The CEO of Jordan Nuclear Power Company Dr. Ahmad Hiyasat told Asharq Al-Awsat that the cooperation between Riyadh and Amman in the field of nuclear energy to produce electricity is important and will ensure sustainable development and confront rising prices in the energy sector.

Hiyasat said Saudi Arabia is considered the biggest backers of Jordan in different fields, and that Riyadh has provided Amman with economic aid to support its infrastructure and national budget.

According to the CEO, nuclear energy represents a reliable source to generate power with fixed or declining prices, and minimizes dependence on fossil resources.

The Jordanian official added that the use of nuclear energy to generate electricity in Jordan will help reduce the burden of the oil cost on the national economy, which represented 20% of the Gross Domestic Product of 2014, and will also reduce the dangers of instability in global oil prices on the Jordanian economy.

Concerning Saudi Arabia, he said that the Kingdom needs to reduce its dependence on petroleum as the main resource of revenue and to diversify revenue resources by developing other industries and services, which will drop imports, increase exports, and offer job opportunities for Saudis.
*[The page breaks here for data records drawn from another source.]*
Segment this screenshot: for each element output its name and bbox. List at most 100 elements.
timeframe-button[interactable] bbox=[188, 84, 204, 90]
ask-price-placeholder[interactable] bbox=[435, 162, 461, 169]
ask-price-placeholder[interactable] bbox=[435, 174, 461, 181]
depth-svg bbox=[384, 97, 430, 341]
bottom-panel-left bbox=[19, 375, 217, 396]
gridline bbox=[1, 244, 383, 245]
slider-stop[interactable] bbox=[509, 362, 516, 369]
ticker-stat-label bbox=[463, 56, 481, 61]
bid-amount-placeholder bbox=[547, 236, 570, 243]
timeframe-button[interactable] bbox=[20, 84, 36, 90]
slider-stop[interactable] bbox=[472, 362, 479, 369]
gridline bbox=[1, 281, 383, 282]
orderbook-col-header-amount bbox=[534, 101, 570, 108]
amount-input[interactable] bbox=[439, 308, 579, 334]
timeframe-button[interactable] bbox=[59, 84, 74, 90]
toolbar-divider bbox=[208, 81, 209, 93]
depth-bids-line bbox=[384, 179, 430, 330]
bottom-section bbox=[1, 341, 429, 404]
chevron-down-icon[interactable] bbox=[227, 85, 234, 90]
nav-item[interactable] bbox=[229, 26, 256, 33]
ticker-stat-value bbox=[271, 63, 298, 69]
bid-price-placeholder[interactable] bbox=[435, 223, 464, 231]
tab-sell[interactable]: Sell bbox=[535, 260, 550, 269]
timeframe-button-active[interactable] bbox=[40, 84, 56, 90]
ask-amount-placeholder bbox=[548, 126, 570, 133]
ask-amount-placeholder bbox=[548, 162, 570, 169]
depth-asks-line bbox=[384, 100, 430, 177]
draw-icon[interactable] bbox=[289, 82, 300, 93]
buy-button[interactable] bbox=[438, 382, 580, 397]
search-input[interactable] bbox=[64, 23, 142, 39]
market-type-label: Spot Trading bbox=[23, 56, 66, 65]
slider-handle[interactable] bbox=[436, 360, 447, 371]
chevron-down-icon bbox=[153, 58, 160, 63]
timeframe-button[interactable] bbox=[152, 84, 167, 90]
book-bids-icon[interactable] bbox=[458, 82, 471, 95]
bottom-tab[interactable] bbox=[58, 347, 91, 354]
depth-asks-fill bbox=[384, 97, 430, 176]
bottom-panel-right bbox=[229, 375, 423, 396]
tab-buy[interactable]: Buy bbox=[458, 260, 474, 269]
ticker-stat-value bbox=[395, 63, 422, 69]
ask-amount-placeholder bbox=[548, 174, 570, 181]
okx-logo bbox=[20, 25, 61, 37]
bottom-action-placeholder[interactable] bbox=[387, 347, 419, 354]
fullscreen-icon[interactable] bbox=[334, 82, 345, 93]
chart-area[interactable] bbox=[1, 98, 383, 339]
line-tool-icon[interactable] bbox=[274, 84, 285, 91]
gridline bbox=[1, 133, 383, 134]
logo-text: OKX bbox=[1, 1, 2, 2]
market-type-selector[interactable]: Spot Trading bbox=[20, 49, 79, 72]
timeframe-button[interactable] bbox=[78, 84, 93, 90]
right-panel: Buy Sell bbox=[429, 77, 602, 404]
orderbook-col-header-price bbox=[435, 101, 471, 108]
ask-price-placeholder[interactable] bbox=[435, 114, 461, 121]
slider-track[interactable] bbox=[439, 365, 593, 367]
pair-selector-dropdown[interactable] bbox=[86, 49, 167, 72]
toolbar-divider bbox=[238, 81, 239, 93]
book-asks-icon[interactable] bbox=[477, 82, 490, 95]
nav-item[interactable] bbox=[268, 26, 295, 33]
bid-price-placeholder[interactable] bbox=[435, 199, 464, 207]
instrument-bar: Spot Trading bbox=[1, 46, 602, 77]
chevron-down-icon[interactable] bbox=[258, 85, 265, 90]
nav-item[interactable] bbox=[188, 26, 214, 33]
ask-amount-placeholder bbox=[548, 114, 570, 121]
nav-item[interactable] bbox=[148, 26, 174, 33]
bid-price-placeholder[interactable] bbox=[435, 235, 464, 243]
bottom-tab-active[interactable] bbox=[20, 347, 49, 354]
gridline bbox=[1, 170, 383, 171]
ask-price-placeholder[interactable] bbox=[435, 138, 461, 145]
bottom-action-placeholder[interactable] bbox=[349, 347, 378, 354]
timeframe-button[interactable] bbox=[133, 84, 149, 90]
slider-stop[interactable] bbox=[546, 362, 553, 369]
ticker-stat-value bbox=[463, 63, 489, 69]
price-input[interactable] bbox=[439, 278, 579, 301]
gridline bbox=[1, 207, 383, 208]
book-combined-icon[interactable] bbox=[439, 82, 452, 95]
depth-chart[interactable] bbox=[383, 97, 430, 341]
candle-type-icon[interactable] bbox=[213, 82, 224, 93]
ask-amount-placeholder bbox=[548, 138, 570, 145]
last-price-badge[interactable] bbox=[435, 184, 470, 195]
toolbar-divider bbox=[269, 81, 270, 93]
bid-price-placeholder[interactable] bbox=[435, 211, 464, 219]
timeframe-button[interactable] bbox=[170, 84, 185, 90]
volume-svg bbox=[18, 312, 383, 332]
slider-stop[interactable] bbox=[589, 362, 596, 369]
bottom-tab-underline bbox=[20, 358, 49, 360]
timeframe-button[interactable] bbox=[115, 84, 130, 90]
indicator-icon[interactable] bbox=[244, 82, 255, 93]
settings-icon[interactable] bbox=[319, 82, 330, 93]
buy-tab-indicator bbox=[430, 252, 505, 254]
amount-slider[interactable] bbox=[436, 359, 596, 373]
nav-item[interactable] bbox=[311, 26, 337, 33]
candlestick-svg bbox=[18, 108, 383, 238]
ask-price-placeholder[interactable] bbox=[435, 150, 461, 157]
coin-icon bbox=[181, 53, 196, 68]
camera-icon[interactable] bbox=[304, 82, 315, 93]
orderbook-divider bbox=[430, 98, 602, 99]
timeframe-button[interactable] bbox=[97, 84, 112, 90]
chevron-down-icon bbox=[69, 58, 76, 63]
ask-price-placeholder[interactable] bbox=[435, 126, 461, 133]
Hiyasat noted that Jordan can contribute to this development by promoting the participation of the Jordanian expertise and companies in the process.

The CEO noted that the Saudi Vision 2030 is considered as a strategic work that will lead to fulfill many requirements, including the diversification of the economy and the economic independence from oil.

Commenting on the power linkage between the Gulf and Egypt through Jordan, he said that it is generally beneficial for the electric systems by supporting each other in emergency cases.

Concerning the demand on electricity in Jordan, Hiyasat said that over the past ten years, Jordan has witnessed a rising demand on electricity that ranged between 5-7% annually. This trend is expected to continue with the flow of refugees to Jordan, the national population growth, and the expansion of development projects.

He continued that the National Electric Power company in Jordan is continuously following up the expanded demand on electricity and taking the needed measures to face it by attracting investments to build new plants to generate electricity, especially those working with renewable energy, natural gas, liquid gas, and nuclear energy.